Difesa/Ue: strategie sicurezza in documento Italia-Spagna-Portogallo

Bruxelles – Razionalizzazione delle strutture strategico-politiche a Bruxelles, elaborazione di una strategia sicurezza marittima europea, attuazione dell’ articolo 44 del trattato di
Lisbona dando la possibilità a un gruppo di stati membri dell’ Ue di avviare e condurre missioni

ASCA – Sono alcuni dei punti contenuti nel documento messo a punto da Italia, Spagna e Portogallo
e inviato nei giorni scorsi all’ Alto rappresentante per la politica estera e di sicurezza dell’Ue, Catherine Ashton. Il ministero della Difesa aveva dato comunicazione del documento, senza entrare nel dettaglio. Il documento pone l’accento sulla necessità di sviluppare tecnologie da utilizzare anche in ambito civile (le cosiddette tecnologie ‘duali’ civili-militari), in particolare i droni. Italia, Spagna e Portogallo chiedono poi spingono per cooperazione a livello europeo nel campo del rifornimento aereo in volo, sicurezza cibernetica, operazioni di assistenza medica. Si pone poi l’ accento, tra le altre cose, anche all’ omologazione e la standardizzazione dei sistemi operativi e degli strumenti usati in campo militare, così da garantire inter-operatività.
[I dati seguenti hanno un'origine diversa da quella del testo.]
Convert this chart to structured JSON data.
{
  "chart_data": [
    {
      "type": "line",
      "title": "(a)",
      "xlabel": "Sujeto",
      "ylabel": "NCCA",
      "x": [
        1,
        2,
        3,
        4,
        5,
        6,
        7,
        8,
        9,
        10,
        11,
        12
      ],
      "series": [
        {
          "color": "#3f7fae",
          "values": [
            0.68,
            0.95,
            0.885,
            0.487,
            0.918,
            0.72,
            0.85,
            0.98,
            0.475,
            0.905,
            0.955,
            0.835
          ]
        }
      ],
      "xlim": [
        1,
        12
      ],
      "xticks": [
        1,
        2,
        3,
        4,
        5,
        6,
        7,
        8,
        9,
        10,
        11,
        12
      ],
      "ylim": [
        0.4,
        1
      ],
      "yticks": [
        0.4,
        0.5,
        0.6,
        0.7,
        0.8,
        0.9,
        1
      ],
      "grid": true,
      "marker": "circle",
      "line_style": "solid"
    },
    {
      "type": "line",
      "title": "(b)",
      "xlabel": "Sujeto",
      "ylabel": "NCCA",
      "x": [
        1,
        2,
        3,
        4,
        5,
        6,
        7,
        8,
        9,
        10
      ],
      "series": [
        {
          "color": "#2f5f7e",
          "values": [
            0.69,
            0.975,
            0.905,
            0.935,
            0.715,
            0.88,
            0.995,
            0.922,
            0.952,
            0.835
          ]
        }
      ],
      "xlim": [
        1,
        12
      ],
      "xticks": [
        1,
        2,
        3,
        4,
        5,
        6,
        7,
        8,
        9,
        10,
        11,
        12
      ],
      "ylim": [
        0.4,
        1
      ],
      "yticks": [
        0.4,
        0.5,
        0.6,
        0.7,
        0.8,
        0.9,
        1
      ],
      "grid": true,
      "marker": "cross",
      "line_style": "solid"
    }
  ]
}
” Il documento contiene una serie di punti che vedremmo bene nelle conclusioni del Consiglio di dicembre”, ha spiegato il ministro della Difesa, Mario Mauro, in conferenza stampa a Bruxelles. Il ministro ha quindi voluto precisare il perchè dell’iniziativa italo-iberica. ” Fino al 1989 noi italiani avevamo due terzi delle nostre armate dislocati nel nord-est, perchè si aspettava il nemico da est. Oggi i due terzi delle nostre forze armate sono tra Campania, Sicilia e Puglia perchè oggi è l’area sud del Mediterraneo quella con le principali sfide”. Per questo motivo ”con Spagna e Portogallo abbiamo assunto le nostre responsabilita’, in una posizione legata a una lettura storico-politica” del nuovo scenario.